Ancien sergent de l'armée haïtienne condamné deux fois par contumace par la justice haïtienne à la détention à perpétuité, il faisait partie du Front de libération des ex-insurgés qui ont joué un rôle décisif en début d'année dans la démission d'Aristide, le 29 février.

La présence de Chamblain et de ses ex-paramilitaires parmi les insurgés dirigés en début d'année par Guy Philippe avait été vivement critiquée par Amnesty International et des organisations haïtiennes de défense des droits de l'homme. Depuis mars, elle était devenue une source d'embarras pour les nouveaux dirigeants haïtiens.

Le nouveau ministre de la Justice, Bernard Gousse, avait estimé que Chamblain devait être de nouveau détenu et rejugé, conformément à la loi.

Hier, l'avocat de l'ex-paramilitaire, Stanley Gaston, a fait part de sa «confiance dans la justice haïtienne», notant qu'elle «n'est plus sous l'influence du régime déchu Lavalas», le parti d'Aristide.

Chamblain a été condamné par contumace à la détention à perpétuité pour l'assassinat en septembre 1993 d'un homme d'affaires haïtien d'origine palestinienne, Antoine Izméry, proche d'Aristide, et pour le massacre de Raboteau aux Gonaïves en avril 1994, commis par l'armée et des paramilitaires. Il avait trouvé refuge en République dominicaine après la chute du régime dictatorial de Raoul Cédras (1991-94).

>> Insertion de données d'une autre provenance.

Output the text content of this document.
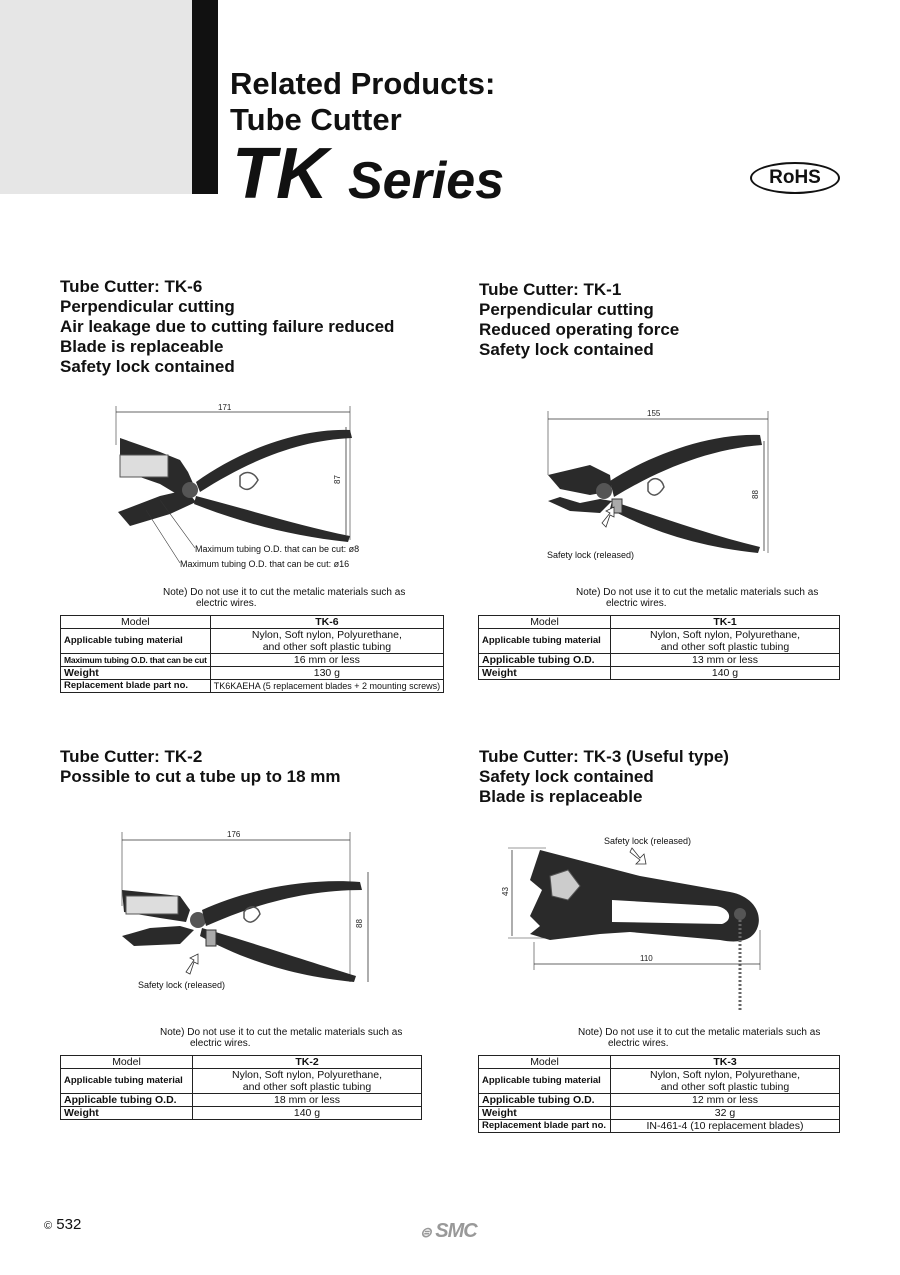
Related Products:
Tube Cutter
TK Series	RoHS
Tube Cutter: TK-6
Perpendicular cutting
Air leakage due to cutting failure reduced
Blade is replaceable
Safety lock contained
171
87
Maximum tubing O.D. that can be cut: ø8
Maximum tubing O.D. that can be cut: ø16
Note) Do not use it to cut the metalic materials such as
electric wires.
Model	TK-6
Applicable tubing material	Nylon, Soft nylon, Polyurethane,
and other soft plastic tubing

Maximum tubing O.D. that can be cut	16 mm or less
Weight	130 g
Replacement blade part no.	TK6KAEHA (5 replacement blades + 2 mounting screws)
Tube Cutter: TK-1
Perpendicular cutting
Reduced operating force
Safety lock contained
155
88
Safety lock (released)
Note) Do not use it to cut the metalic materials such as
electric wires.
Model	TK-1
Applicable tubing material	Nylon, Soft nylon, Polyurethane,
and other soft plastic tubing

Applicable tubing O.D.	13 mm or less
Weight	140 g
Tube Cutter: TK-2
Possible to cut a tube up to 18 mm
176
88
Safety lock (released)
Note) Do not use it to cut the metalic materials such as
electric wires.
Model	TK-2
Applicable tubing material	Nylon, Soft nylon, Polyurethane,
and other soft plastic tubing

Applicable tubing O.D.	18 mm or less
Weight	140 g
Tube Cutter: TK-3 (Useful type)
Safety lock contained
Blade is replaceable
Safety lock (released)
43
110
Note) Do not use it to cut the metalic materials such as
electric wires.
Model	TK-3
Applicable tubing material	Nylon, Soft nylon, Polyurethane,
and other soft plastic tubing

Applicable tubing O.D.	12 mm or less
Weight	32 g
Replacement blade part no.	IN-461-4 (10 replacement blades)
© 532	⊜ SMC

Il était revenu en Haïti à la faveur de l'insurrection qui a conduit Aristide à la démission.

Un document écrit, très favorable à Chamblain, a été remis hier aux journalistes. Sous le titre Qui est Louis Jodel Chamblain?, le texte affirme que durant le premier mandat de Jean-Bertrand Aristide (1991-96), «la femme enceinte de Chamblain a été brutalement assassinée chez elle par des sbires d'Aristide armés de poignards».